Le vetrature presentano una buona trasparenza e, ad occhio, sembrano rispettare molto bene gli scassi per loro previsti. Inoltre il parabrezza presenta anche una parte della fusoliera stampata direttamente sullo stesso pezzo; questa accortezza rende meno gravoso il lavoro di stuccatura dei trasparenti, salvaguardando anche la limpidezza degli stessi.

La stiva di carico ha una scomposizione molto logica e ben pensata. Il dettaglio interno non è stampato direttamente sulla fusoliera, bensì è riprodotto su un “guscio” che andrà poi incollato nella carlinga. Il sistema ideato dalla Italeri ci permette di poter lavorare negli interni con più facilità, e di allineare perfettamente le parti prima di inserirle nei propri alloggiamenti. Per chi è un amante del super dettaglio, la struttura a “guscio” facilita le autocostruzioni e l’aggiunta di tutta quella serie di cavi e tubazioni idrauliche che corrono lungo il cielo della cabina.

In conclusione il kit è decisamente ottimo sia come dimensionisia come incastri. Già con l’uscita del C-27 J la Italeri ci avevi dato l’idea di aver fatto, finalmente, un netto salto di qualità; con l’uscita del G-222 le nostre impressioni sono state confermate. Finalmente tutti i modellisti “italianofili”, e non, avranno la possibilità di aggiungere alla propria collezione un pezzo di storia della nostra aeronautica. Innegabilmente il “Gigio” ha avuto un ruolo di primaria importanza per l’AMI, e un posto di riguardo nel cuore di tanti appassionati.

Buon modellismo!
Luca “Icari Progene” Marin.

3 COMMENTI

  1. Sul “Panda” ci ho volato ai miei tempi. Pur salvando la bontà del progetto di Gabrielli
    si vedeva bene che era un “aereo FIAT”: ci hanno riciclato sopra una serie di fondi di magazzino anche automobilistici come ad esempio i portacenere del cockpit… per non
    parlare dei giroscopi del G91Y e via andare.
    Spassoso poi (si fa per dire) era l’impianto di condizionamento che ogni tanto ti sparava letteralmente in faccia raffiche di micro-ghiaccioli.
    Ci volevano gli americani per valorizzare veramente l’opera di Garbrielli col C 27J!

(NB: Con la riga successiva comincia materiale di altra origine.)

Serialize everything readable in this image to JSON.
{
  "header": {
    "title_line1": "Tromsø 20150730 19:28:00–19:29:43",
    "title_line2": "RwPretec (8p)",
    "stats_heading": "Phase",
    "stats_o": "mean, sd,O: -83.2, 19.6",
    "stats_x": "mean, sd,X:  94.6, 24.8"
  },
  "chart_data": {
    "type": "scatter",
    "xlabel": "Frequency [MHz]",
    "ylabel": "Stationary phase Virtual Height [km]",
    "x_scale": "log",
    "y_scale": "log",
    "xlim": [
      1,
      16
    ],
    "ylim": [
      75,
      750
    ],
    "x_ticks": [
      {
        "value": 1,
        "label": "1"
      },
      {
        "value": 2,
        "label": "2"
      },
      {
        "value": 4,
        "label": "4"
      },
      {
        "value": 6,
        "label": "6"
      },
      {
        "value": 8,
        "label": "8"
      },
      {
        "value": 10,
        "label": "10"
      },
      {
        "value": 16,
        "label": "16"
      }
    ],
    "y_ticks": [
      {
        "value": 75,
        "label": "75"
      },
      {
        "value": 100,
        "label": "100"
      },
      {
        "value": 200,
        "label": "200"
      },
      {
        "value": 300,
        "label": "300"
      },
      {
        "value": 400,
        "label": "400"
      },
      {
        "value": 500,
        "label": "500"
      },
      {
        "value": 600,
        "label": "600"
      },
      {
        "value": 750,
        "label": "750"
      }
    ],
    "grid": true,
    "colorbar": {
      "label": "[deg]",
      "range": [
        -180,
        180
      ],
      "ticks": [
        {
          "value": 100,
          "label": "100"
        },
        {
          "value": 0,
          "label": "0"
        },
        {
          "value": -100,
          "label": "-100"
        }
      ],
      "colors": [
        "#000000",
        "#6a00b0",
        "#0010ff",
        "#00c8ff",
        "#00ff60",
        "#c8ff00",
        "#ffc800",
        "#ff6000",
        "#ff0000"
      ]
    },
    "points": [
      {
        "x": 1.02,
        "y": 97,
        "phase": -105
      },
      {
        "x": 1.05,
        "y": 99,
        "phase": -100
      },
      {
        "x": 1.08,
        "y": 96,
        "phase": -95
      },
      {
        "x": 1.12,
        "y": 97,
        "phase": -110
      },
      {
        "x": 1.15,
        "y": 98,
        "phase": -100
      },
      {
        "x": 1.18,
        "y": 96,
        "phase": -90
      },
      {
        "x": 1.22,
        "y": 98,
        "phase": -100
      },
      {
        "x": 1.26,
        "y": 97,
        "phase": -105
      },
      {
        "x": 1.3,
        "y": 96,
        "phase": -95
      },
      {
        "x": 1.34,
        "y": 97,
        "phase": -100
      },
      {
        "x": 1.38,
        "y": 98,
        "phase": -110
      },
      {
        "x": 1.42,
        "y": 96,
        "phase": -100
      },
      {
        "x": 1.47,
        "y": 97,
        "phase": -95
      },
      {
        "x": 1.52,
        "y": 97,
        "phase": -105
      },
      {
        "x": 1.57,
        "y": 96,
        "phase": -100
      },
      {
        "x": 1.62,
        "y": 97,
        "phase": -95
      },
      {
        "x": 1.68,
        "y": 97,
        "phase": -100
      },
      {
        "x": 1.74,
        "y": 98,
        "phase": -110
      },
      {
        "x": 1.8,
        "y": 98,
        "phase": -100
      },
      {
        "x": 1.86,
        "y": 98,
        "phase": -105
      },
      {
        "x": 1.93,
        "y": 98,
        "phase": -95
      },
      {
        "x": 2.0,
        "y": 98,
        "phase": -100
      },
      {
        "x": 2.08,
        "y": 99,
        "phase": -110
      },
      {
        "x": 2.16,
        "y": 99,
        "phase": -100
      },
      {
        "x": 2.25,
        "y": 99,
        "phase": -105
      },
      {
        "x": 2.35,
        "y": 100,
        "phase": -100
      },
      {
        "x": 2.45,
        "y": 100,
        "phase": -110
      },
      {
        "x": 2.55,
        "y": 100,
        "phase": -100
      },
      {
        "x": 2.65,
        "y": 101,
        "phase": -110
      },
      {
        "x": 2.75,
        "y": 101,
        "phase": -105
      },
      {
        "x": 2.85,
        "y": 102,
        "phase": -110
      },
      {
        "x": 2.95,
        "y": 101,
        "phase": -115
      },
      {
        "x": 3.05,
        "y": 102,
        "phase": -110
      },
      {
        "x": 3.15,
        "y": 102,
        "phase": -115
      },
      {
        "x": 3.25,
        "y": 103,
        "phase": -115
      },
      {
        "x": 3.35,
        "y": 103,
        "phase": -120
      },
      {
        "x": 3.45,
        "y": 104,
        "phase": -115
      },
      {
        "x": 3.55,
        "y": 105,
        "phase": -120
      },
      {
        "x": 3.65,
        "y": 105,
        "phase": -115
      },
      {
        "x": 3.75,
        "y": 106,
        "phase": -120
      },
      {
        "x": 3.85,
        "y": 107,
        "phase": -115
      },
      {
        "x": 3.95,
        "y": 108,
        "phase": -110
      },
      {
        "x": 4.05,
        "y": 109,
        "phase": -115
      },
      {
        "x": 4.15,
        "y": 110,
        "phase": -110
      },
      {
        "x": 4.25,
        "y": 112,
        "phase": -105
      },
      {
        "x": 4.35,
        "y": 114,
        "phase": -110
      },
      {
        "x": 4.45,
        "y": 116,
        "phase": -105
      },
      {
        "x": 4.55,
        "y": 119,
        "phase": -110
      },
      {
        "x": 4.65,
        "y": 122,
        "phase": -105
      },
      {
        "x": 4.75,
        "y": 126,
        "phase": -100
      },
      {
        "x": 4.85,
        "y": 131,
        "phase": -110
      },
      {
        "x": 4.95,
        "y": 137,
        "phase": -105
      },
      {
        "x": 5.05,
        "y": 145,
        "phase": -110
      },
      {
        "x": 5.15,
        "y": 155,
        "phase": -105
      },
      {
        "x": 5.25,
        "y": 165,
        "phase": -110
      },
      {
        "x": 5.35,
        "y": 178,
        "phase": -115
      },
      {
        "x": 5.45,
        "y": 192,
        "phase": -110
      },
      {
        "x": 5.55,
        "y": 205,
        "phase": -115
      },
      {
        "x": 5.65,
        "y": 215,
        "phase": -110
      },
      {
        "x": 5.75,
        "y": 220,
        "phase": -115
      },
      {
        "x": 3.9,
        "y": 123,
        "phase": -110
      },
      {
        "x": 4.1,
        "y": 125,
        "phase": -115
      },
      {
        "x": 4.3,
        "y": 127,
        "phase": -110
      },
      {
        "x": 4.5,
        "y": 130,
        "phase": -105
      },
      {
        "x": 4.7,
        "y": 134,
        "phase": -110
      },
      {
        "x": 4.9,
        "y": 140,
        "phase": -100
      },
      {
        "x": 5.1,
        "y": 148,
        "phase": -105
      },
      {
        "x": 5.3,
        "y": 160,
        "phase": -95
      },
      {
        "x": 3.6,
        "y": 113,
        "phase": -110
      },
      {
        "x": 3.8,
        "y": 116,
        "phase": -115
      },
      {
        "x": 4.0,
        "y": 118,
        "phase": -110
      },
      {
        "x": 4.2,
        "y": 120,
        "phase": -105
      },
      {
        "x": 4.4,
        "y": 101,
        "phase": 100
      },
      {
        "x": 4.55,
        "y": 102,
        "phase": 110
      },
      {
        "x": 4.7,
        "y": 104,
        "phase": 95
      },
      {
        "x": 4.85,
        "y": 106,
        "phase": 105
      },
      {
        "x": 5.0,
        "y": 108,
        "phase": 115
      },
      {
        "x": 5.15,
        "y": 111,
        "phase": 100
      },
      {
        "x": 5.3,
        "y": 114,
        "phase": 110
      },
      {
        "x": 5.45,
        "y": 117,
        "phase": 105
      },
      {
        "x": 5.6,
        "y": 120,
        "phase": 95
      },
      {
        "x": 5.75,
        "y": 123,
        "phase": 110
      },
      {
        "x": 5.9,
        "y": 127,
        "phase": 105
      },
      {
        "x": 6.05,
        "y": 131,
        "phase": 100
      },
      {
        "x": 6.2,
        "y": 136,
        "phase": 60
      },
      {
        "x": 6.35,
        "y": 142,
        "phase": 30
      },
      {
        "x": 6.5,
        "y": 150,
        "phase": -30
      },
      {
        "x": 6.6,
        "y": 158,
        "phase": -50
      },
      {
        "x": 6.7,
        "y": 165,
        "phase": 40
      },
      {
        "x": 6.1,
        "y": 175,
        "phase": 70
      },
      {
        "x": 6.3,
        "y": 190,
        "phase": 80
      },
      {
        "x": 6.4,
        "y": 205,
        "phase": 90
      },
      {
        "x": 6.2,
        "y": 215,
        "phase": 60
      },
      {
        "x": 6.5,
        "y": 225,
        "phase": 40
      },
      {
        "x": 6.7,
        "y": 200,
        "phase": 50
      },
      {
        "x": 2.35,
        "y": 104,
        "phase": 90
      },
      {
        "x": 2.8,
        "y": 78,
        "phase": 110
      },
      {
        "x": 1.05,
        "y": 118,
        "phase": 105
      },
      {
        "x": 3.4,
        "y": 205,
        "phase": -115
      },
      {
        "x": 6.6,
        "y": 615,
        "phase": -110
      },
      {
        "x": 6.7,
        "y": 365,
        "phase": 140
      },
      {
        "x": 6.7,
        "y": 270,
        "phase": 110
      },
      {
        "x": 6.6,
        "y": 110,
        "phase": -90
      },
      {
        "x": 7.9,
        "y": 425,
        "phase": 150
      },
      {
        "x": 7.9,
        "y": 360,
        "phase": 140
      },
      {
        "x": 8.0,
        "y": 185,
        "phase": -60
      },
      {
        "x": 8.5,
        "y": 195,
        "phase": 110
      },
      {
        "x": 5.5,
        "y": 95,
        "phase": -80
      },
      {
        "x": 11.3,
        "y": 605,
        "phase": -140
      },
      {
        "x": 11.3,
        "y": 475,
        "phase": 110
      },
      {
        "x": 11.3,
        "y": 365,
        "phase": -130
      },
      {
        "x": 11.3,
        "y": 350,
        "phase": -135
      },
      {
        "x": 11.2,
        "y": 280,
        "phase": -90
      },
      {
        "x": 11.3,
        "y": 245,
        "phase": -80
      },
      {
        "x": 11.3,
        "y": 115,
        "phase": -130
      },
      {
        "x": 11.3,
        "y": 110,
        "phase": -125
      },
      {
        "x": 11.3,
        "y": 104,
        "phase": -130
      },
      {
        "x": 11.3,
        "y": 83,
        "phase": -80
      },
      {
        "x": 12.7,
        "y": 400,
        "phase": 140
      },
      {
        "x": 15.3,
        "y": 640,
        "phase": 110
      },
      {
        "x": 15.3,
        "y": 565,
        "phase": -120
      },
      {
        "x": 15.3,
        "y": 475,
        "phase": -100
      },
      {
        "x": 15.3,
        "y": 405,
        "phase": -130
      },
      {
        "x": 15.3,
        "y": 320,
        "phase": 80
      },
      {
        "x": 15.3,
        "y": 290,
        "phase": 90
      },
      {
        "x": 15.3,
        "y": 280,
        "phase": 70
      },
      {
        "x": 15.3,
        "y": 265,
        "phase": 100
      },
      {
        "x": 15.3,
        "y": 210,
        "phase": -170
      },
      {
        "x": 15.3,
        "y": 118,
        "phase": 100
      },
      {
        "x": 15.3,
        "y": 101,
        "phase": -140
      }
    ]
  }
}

  2. Per motivi sentimentali mi sono procurato un kit e lo sto montando.
    Le plastiche non sono male, anche se è evidente e talora foriera di imprecisioni la derivazione diretta dal kit dello Spartan.
    Carente invece e poco preciso il foglio delle istruzioni, mentre i colori suggeriti da italeri non mi convincevano proprio per nulla tanto che ho dovuto ricorrere alla mia tavolozza e alla… memoria di quando portavamo i parà a lanciarsi a Tassignano: “venti secondi al lancio, venti secondi…”.

  3. Ho anche io avuto il modo di ammirare il Panda e più precisamente in occasione del brevetto militare da paracadutista a seguito di quello civile e durante una visita alla 46° Aerobrigata di Pisa. Ne ho comprato la scatola ed entro breve vorrei iniziarlo. Proprio oggi mi è arrivato la biografia della Aviation Colletables Company, perciò non ho più alibi.